As I reflected back on this that summer, I knew that I would be doing a disservice to myself if I didn’t at least try out some English classes. So, fall of junior year, I signed up for a couple alongside my MEBP classes and tested the waters.

Immediately, I knew I had made the right decision. I felt like a creative force for the first time in years. I loved having class discussions on books and literary movements and being with people who felt the way I did about reading and writing. I made the official switch to English halfway through my junior year, and I can look back and truly say that I made the right decision.

The thing that really solidified these feelings for me though was my work at “The Outlook.” As soon as I knew I wanted to switch majors, I looked up ways I could get more involved in activities that would allow me to write more.

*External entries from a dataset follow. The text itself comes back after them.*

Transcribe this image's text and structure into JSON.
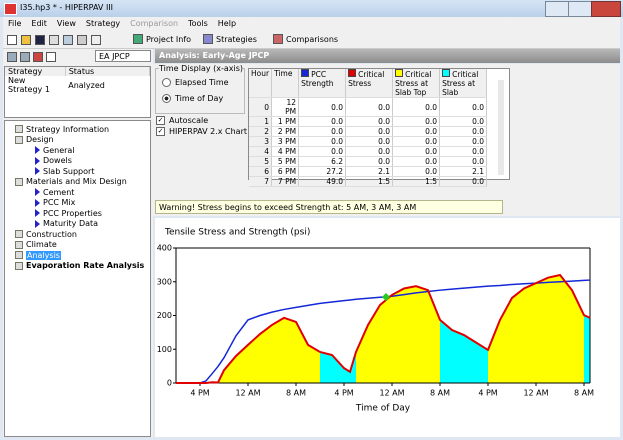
{
  "window": {
    "title": "I35.hp3 * - HIPERPAV III"
  },
  "menu": [
    {
      "label": "File",
      "enabled": true
    },
    {
      "label": "Edit",
      "enabled": true
    },
    {
      "label": "View",
      "enabled": true
    },
    {
      "label": "Strategy",
      "enabled": true
    },
    {
      "label": "Comparison",
      "enabled": false
    },
    {
      "label": "Tools",
      "enabled": true
    },
    {
      "label": "Help",
      "enabled": true
    }
  ],
  "tabs": [
    "Project Info",
    "Strategies",
    "Comparisons"
  ],
  "strategy_type": "EA JPCP",
  "header": "Analysis: Early-Age JPCP",
  "strategy_table": {
    "columns": [
      "Strategy",
      "Status"
    ],
    "rows": [
      [
        "New Strategy 1",
        "Analyzed"
      ]
    ]
  },
  "tree": [
    {
      "label": "Strategy Information",
      "level": 0,
      "selected": false,
      "bold": false
    },
    {
      "label": "Design",
      "level": 0,
      "selected": false,
      "bold": false
    },
    {
      "label": "General",
      "level": 1,
      "selected": false,
      "bold": false
    },
    {
      "label": "Dowels",
      "level": 1,
      "selected": false,
      "bold": false
    },
    {
      "label": "Slab Support",
      "level": 1,
      "selected": false,
      "bold": false
    },
    {
      "label": "Materials and Mix Design",
      "level": 0,
      "selected": false,
      "bold": false
    },
    {
      "label": "Cement",
      "level": 1,
      "selected": false,
      "bold": false
    },
    {
      "label": "PCC Mix",
      "level": 1,
      "selected": false,
      "bold": false
    },
    {
      "label": "PCC Properties",
      "level": 1,
      "selected": false,
      "bold": false
    },
    {
      "label": "Maturity Data",
      "level": 1,
      "selected": false,
      "bold": false
    },
    {
      "label": "Construction",
      "level": 0,
      "selected": false,
      "bold": false
    },
    {
      "label": "Climate",
      "level": 0,
      "selected": false,
      "bold": false
    },
    {
      "label": "Analysis",
      "level": 0,
      "selected": true,
      "bold": false
    },
    {
      "label": "Evaporation Rate Analysis",
      "level": 0,
      "selected": false,
      "bold": true
    }
  ],
  "time_display": {
    "title": "Time Display (x-axis)",
    "options": [
      "Elapsed Time",
      "Time of Day"
    ],
    "selected": 1
  },
  "checkboxes": [
    {
      "label": "Autoscale",
      "checked": true
    },
    {
      "label": "HIPERPAV 2.x Chart",
      "checked": true
    }
  ],
  "data_table": {
    "columns": [
      "Hour",
      "Time"
    ],
    "rows": [
      [
        "0",
        "12 PM",
        "0.0",
        "0.0",
        "0.0",
        "0.0"
      ],
      [
        "1",
        "1 PM",
        "0.0",
        "0.0",
        "0.0",
        "0.0"
      ],
      [
        "2",
        "2 PM",
        "0.0",
        "0.0",
        "0.0",
        "0.0"
      ],
      [
        "3",
        "3 PM",
        "0.0",
        "0.0",
        "0.0",
        "0.0"
      ],
      [
        "4",
        "4 PM",
        "0.0",
        "0.0",
        "0.0",
        "0.0"
      ],
      [
        "5",
        "5 PM",
        "6.2",
        "0.0",
        "0.0",
        "0.0"
      ],
      [
        "6",
        "6 PM",
        "27.2",
        "2.1",
        "0.0",
        "2.1"
      ],
      [
        "7",
        "7 PM",
        "49.0",
        "1.5",
        "1.5",
        "0.0"
      ]
    ]
  },
  "warning": "Warning! Stress begins to exceed Strength at: 5 AM, 3 AM, 3 AM",
  "chart_data": {
    "type": "line",
    "title": "Tensile Stress and Strength (psi)",
    "x_label": "Time of Day",
    "x": [
      0,
      2,
      4,
      5,
      6,
      7,
      8,
      10,
      12,
      14,
      16,
      18,
      20,
      22,
      24,
      26,
      28,
      29,
      30,
      32,
      34,
      36,
      38,
      40,
      42,
      44,
      46,
      48,
      50,
      52,
      54,
      56,
      58,
      60,
      62,
      64,
      66,
      68,
      69
    ],
    "xlim": [
      0,
      69
    ],
    "xticks": [
      {
        "value": 4,
        "label": "4 PM"
      },
      {
        "value": 12,
        "label": "12 AM"
      },
      {
        "value": 20,
        "label": "8 AM"
      },
      {
        "value": 28,
        "label": "4 PM"
      },
      {
        "value": 36,
        "label": "12 AM"
      },
      {
        "value": 44,
        "label": "8 AM"
      },
      {
        "value": 52,
        "label": "4 PM"
      },
      {
        "value": 60,
        "label": "12 AM"
      },
      {
        "value": 68,
        "label": "8 AM"
      }
    ],
    "ylim": [
      0,
      400
    ],
    "yticks": [
      0,
      100,
      200,
      300,
      400
    ],
    "series": [
      {
        "name": "PCC Strength",
        "color": "#1428d8",
        "style": "line",
        "values": [
          0,
          0,
          0,
          6.2,
          27.2,
          49,
          75,
          140,
          187,
          200,
          210,
          218,
          224,
          230,
          236,
          240,
          244,
          246,
          248,
          251,
          254,
          257,
          262,
          267,
          271,
          275,
          278,
          281,
          284,
          287,
          289,
          292,
          294,
          296,
          298,
          300,
          302,
          304,
          305
        ]
      },
      {
        "name": "Critical Stress",
        "color": "#e00000",
        "style": "line",
        "values": [
          0,
          0,
          0,
          0,
          2.1,
          1.5,
          38,
          80,
          113,
          145,
          172,
          193,
          181,
          113,
          92,
          83,
          44,
          33,
          92,
          172,
          231,
          261,
          280,
          287,
          275,
          187,
          157,
          142,
          120,
          98,
          187,
          252,
          280,
          296,
          312,
          320,
          275,
          201,
          193
        ]
      },
      {
        "name": "Critical Stress at Slab Top",
        "color": "#ffff00",
        "style": "area",
        "values": [
          0,
          0,
          0,
          0,
          0,
          1.5,
          38,
          80,
          113,
          145,
          172,
          193,
          181,
          113,
          92,
          null,
          null,
          null,
          92,
          172,
          231,
          261,
          280,
          287,
          275,
          187,
          null,
          null,
          null,
          98,
          187,
          252,
          280,
          296,
          312,
          320,
          275,
          201,
          null
        ]
      },
      {
        "name": "Critical Stress at Slab",
        "color": "#00ffff",
        "style": "area",
        "values": [
          null,
          null,
          null,
          null,
          null,
          null,
          null,
          null,
          null,
          null,
          null,
          null,
          null,
          null,
          92,
          83,
          44,
          33,
          92,
          null,
          null,
          null,
          null,
          null,
          null,
          187,
          157,
          142,
          120,
          98,
          null,
          null,
          null,
          null,
          null,
          null,
          null,
          201,
          193
        ]
      }
    ],
    "marker": {
      "x": 35,
      "y": 255,
      "color": "#22cc22"
    }
  }
}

Immediately I reached out to Isabella, last year’s editor-in-chief. By chance, they needed a Lifestyles editor, and now here I am. It was my ideal position, and it honestly felt like fate.
I wanted to prove to everyone, not just to the team but also to myself, that I could do this and be successful, and I feel that I have done that. I absolutely loved working for the paper. Laying the spreads on Tuesdays has been my favorite time of the week for the past two years, and the work I’ve done here has really helped me hone my skills and solidify my interest in editing and journalism. I am now not only optimistic but genuinely excited about what lies ahead for me if it looks anything like working in the newsroom with the amazing team at “The Outlook.”

I want to thank all of the wonderful editors at “The Outlook” for an incredible year and for creating a fun, welcoming environment that makes me want to come in every week. I want to give a special thanks to Gabrielle Sangataldo—Editor-in-Chief—and Taylor Memoli—Entertainment Editor and next year’s Editor-in-Chief. I’m so happy that I get to call you both friends and have made some of my favorite memories with y’all. I know that you both will do incredible things, and I can’t wait to see what you accomplish.

Whatever comes next, I’m facing it head-on. Life is all about the unknown, which is what makes it so exciting. Although I’m definitely nervous for the future, I can say that I’m no longer scared of it and can’t wait to see what’s in store for me.